Strings and info tables allocated by the bytecode compiler are never freed
The bytecode compiler uses malloc
to allocate memory for string literals and allocateExecPage
(from the RTS) to allocate memory for data constructor info tables. This memory is never freed, so if the associated BCOs are unloaded, it just leaks.
GHC already takes some care to ensure that this memory is only allocated when bytecode is compiled, not when it is linked, so the same BCO can be relinked arbitrarily many times without having to reallocate memory. However, the memory does, of course, need to be reallocated when a BCO is recompiled. For most modules, the leaked memory is probably relatively small, but it is not entirely uncommon for programmers to embed arbitrarily-large string literals into their programs using Template Haskell (see the file-embed package), so in general this is not a trivial issue.
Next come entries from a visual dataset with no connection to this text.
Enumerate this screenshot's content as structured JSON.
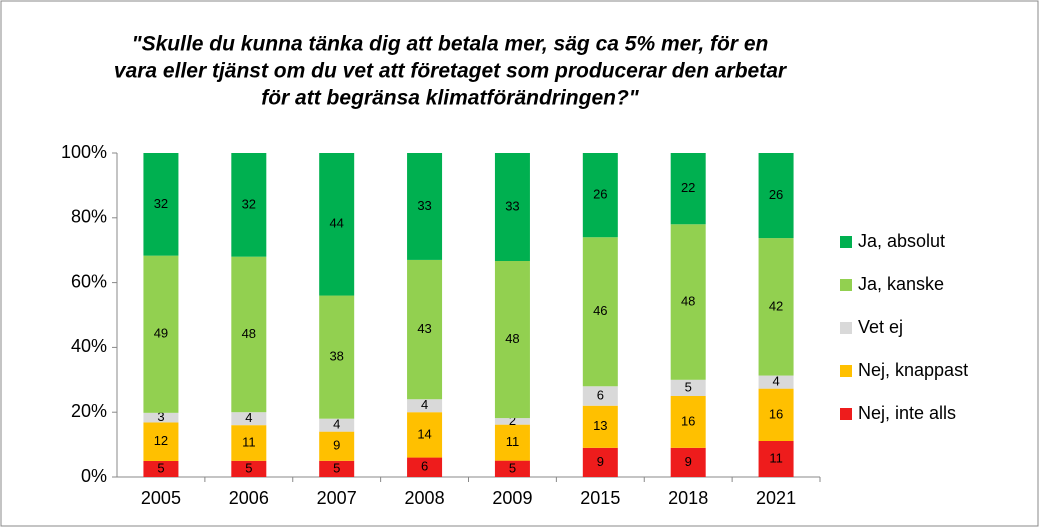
{
  "chart_data": {
    "type": "bar",
    "stacking": "percent",
    "title": [
      "\"Skulle du kunna tänka dig att betala mer, säg ca 5% mer, för en",
      "vara eller tjänst om du vet att företaget som producerar den arbetar",
      "för att begränsa klimatförändringen?\""
    ],
    "categories": [
      "2005",
      "2006",
      "2007",
      "2008",
      "2009",
      "2015",
      "2018",
      "2021"
    ],
    "series": [
      {
        "name": "Nej, inte alls",
        "color": "#ee1c1c",
        "values": [
          5,
          5,
          5,
          6,
          5,
          9,
          9,
          11
        ]
      },
      {
        "name": "Nej, knappast",
        "color": "#ffc000",
        "values": [
          12,
          11,
          9,
          14,
          11,
          13,
          16,
          16
        ]
      },
      {
        "name": "Vet ej",
        "color": "#d9d9d9",
        "values": [
          3,
          4,
          4,
          4,
          2,
          6,
          5,
          4
        ]
      },
      {
        "name": "Ja, kanske",
        "color": "#92d050",
        "values": [
          49,
          48,
          38,
          43,
          48,
          46,
          48,
          42
        ]
      },
      {
        "name": "Ja, absolut",
        "color": "#00b050",
        "values": [
          32,
          32,
          44,
          33,
          33,
          26,
          22,
          26
        ]
      }
    ],
    "ylim": [
      0,
      100
    ],
    "yticks": [
      {
        "value": 0,
        "label": "0%"
      },
      {
        "value": 20,
        "label": "20%"
      },
      {
        "value": 40,
        "label": "40%"
      },
      {
        "value": 60,
        "label": "60%"
      },
      {
        "value": 80,
        "label": "80%"
      },
      {
        "value": 100,
        "label": "100%"
      }
    ],
    "legend": "right"
  }
}
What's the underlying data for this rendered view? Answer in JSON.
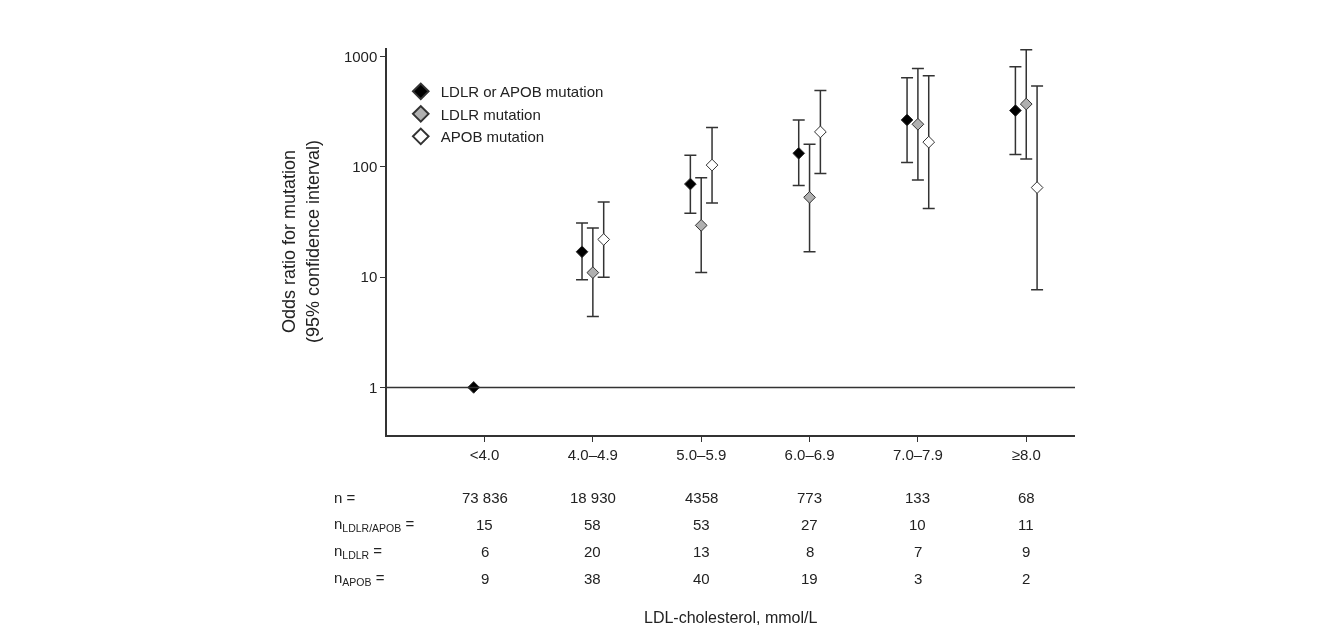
{
  "chart_data": {
    "type": "scatter",
    "ylabel": "Odds ratio for mutation\n(95% confidence interval)",
    "categories": [
      "<4.0",
      "4.0–4.9",
      "5.0–5.9",
      "6.0–6.9",
      "7.0–7.9",
      "≥8.0"
    ],
    "series": [
      {
        "name": "LDLR or APOB mutation",
        "color": "#000000",
        "values": [
          1,
          17,
          70,
          133,
          267,
          325
        ],
        "errors": [
          null,
          [
            9.5,
            31
          ],
          [
            38,
            128
          ],
          [
            68,
            267
          ],
          [
            110,
            645
          ],
          [
            130,
            811
          ]
        ]
      },
      {
        "name": "LDLR mutation",
        "color": "#b0b0b0",
        "values": [
          null,
          11,
          29.5,
          53,
          244,
          372
        ],
        "errors": [
          null,
          [
            4.4,
            28
          ],
          [
            11,
            80
          ],
          [
            17,
            161
          ],
          [
            76,
            783
          ],
          [
            118,
            1158
          ]
        ]
      },
      {
        "name": "APOB mutation",
        "color": "#ffffff",
        "values": [
          null,
          22,
          104,
          208,
          168,
          65
        ],
        "errors": [
          null,
          [
            10,
            48
          ],
          [
            47,
            228
          ],
          [
            87,
            494
          ],
          [
            42,
            671
          ],
          [
            7.7,
            542
          ]
        ]
      }
    ],
    "log": true,
    "ylim": [
      0.37,
      1200
    ],
    "yticks": [
      1,
      10,
      100,
      1000
    ],
    "marker": "diamond",
    "legend": "top left",
    "ref_lines": [
      {
        "axis": "y",
        "value": 1
      }
    ],
    "annotations": [
      "n =",
      "73 836",
      "18 930",
      "4358",
      "773",
      "133",
      "68",
      "n$_{LDLR/APOB}$ =",
      "15",
      "58",
      "53",
      "27",
      "10",
      "11",
      "n$_{LDLR}$ =",
      "6",
      "20",
      "13",
      "8",
      "7",
      "9",
      "n$_{APOB}$ =",
      "9",
      "38",
      "40",
      "19",
      "3",
      "2",
      "LDL-cholesterol, mmol/L"
    ]
  }
}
In #22376 (comment 461080), I initially wrote that freeing this data seemed essentially impossible, as string literals are represented as Addr#
pointers, which are not GC-managed. However, I think this may have been unnecessarily conservative: we support unloading .o
files when using a statically-linked GHC, which suggests dropping these pointers is at least supposed to work, presumably because GHCi takes care to throw away any closures derived in any way from the unloaded objects. Unfortunately, I’m not familiar enough with all the ways unloading can occur to say for certain whether that’s completely safe in general.